Go to the lee websight and purchase their new cast press. It is very stout and a great value at $55-60.00, next, e-bay for dies at about $10.00 for each carterage you will be loading for. Again I would go with lee due to the fact that they have a shellholder. Again e-bay for a used rcbs scale possibly a modle 505 $20.00 or at times less. Next is the powder measure. There are many out there that are great, but you would be best served by one that will have the range to load both rifle and pistol powder charge weights. For this, I would look for the hornady lock and load powder measure and stand. Last one I purchased on e-bay was $22.50. The weight checks you can purchase at a sporting goods store and I have not priced them is quite some time, but go with new for this. You still don't know if this is something that you want to do for shure yet, so why spend big bucks for a one brand kit that is their cheapest unit and in some cases not all components are need for the new to reloading people. On my reloading bench now, you will see Dillon presses lee presses, hornady, rcbs. Powder measures are dillon, hornady, lee, lyman, rcbs. Try all brands, don't get hooked into thinking that if it is one brand and not another it is not good. A great example is progressive presses.
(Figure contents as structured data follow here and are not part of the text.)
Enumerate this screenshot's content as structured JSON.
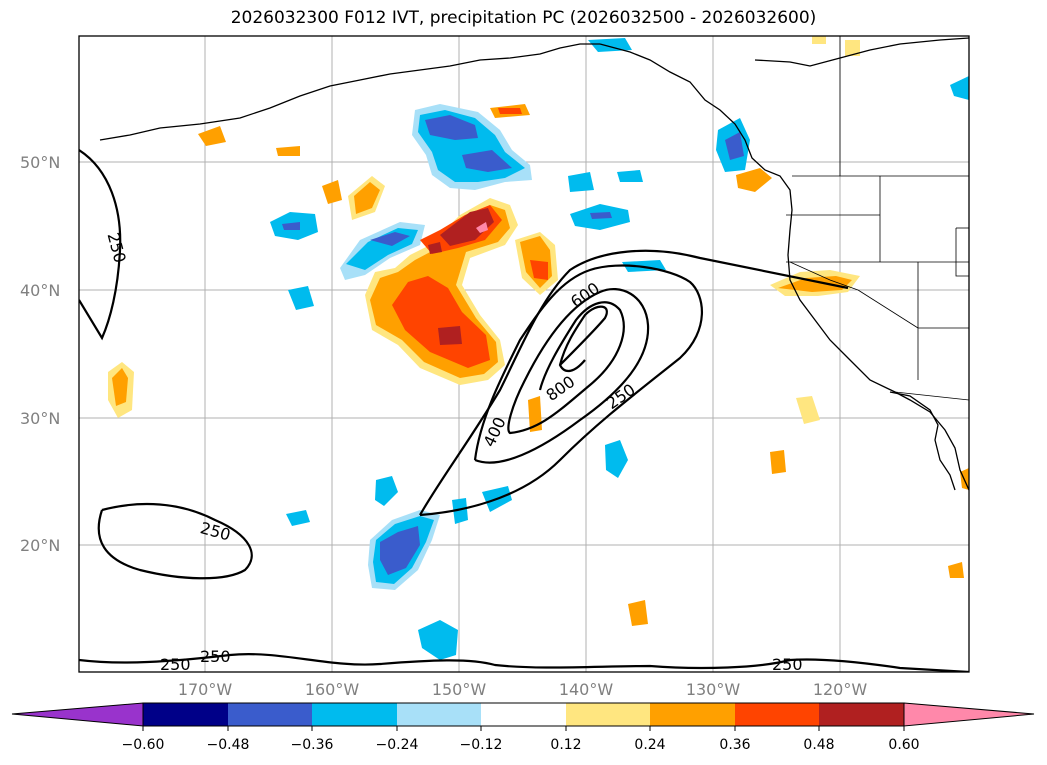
{
  "title": "2026032300 F012 IVT, precipitation PC (2026032500 - 2026032600)",
  "lat_labels": [
    "50°N",
    "40°N",
    "30°N",
    "20°N"
  ],
  "lon_labels": [
    "170°W",
    "160°W",
    "150°W",
    "140°W",
    "130°W",
    "120°W"
  ],
  "contour_labels": [
    "250",
    "600",
    "250",
    "800",
    "400",
    "250",
    "250",
    "250",
    "250"
  ],
  "colorbar": {
    "ticks": [
      "−0.60",
      "−0.48",
      "−0.36",
      "−0.24",
      "−0.12",
      "0.12",
      "0.24",
      "0.36",
      "0.48",
      "0.60"
    ],
    "colors": [
      "#9933cc",
      "#000088",
      "#3a5ccc",
      "#00bbee",
      "#a8e0f8",
      "#ffffff",
      "#ffe680",
      "#ffa000",
      "#ff4400",
      "#b02020",
      "#ff88aa"
    ]
  }
}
There are parts of the reloading process on all of the progressive presses that are better or easyer to do on each type of press, but I don't think one is an all out better in all aspects than the others. Look at them all, ask questions, and use what makes the most sence to you. If you understand it, there is less chance of a mistake being made. Have fun, and just a note, the 45LC can be a great low power plinker, and also a great large game hunting round. Reloading will let you run through the power levels.


----------



## sdeprie (May 1, 2004)

I always have been and always will be a supporter of Lee Precision loading equipement. Some of it can be pretty basic stuff. The safety scale is small and limited in how much it will weigh, only about 110gr. But for the price it is accurate and dependable. I just bought a set of dies (not the most premium, but good dies) for 25-06 and spent about $19. They came with 3 dies, decapper/sizer, bullet seater, factory crimp. It also comes with a powder scoop, a shell holder and a pamphlet which includes a selection of loads appropriate for the caliber. I also bought the Lee 4 hole turret press with auto index for about $55. My suggestion is to check out Lee Precision before buying anything else. If they don't have what you need, then look around. The auto index turret press allows me to completely load a cartridge with 4 pulls on the lever without ever taking the case off the press. You can add such things as an automatic bullet feed, automatic primer feed, etc. The 4th hole is dedicated to an automatic powder dispenser (also available from Lee). I can't see how you could go wrong. There are some people who don't like Lee Precision. At one time, the record holder for one of the long distance accuracy shooters was noted to load exclusively with Lee. It works. I think the best prices on Lee precision is at MidwayUSA. I went back to 35whelens note and notices some prices there. Check out midway. I think you'll find them cheaper than that and the service has always been great. IMO


----------



## OneShotOneKill (Feb 13, 2004)

RCBS


----------



## sdeprie (May 1, 2004)

OSOK, we already know how you feel about this. Using colored bold oversized font is just being rude........again.


----------



## Whelen35 (Mar 9, 2004)

We all know RCBS is green, Lee is red!! All the various reloaders have their merrits, so look, touch, and decide what would fit your needs and fit into the space you have. Good luck, and have fun.


----------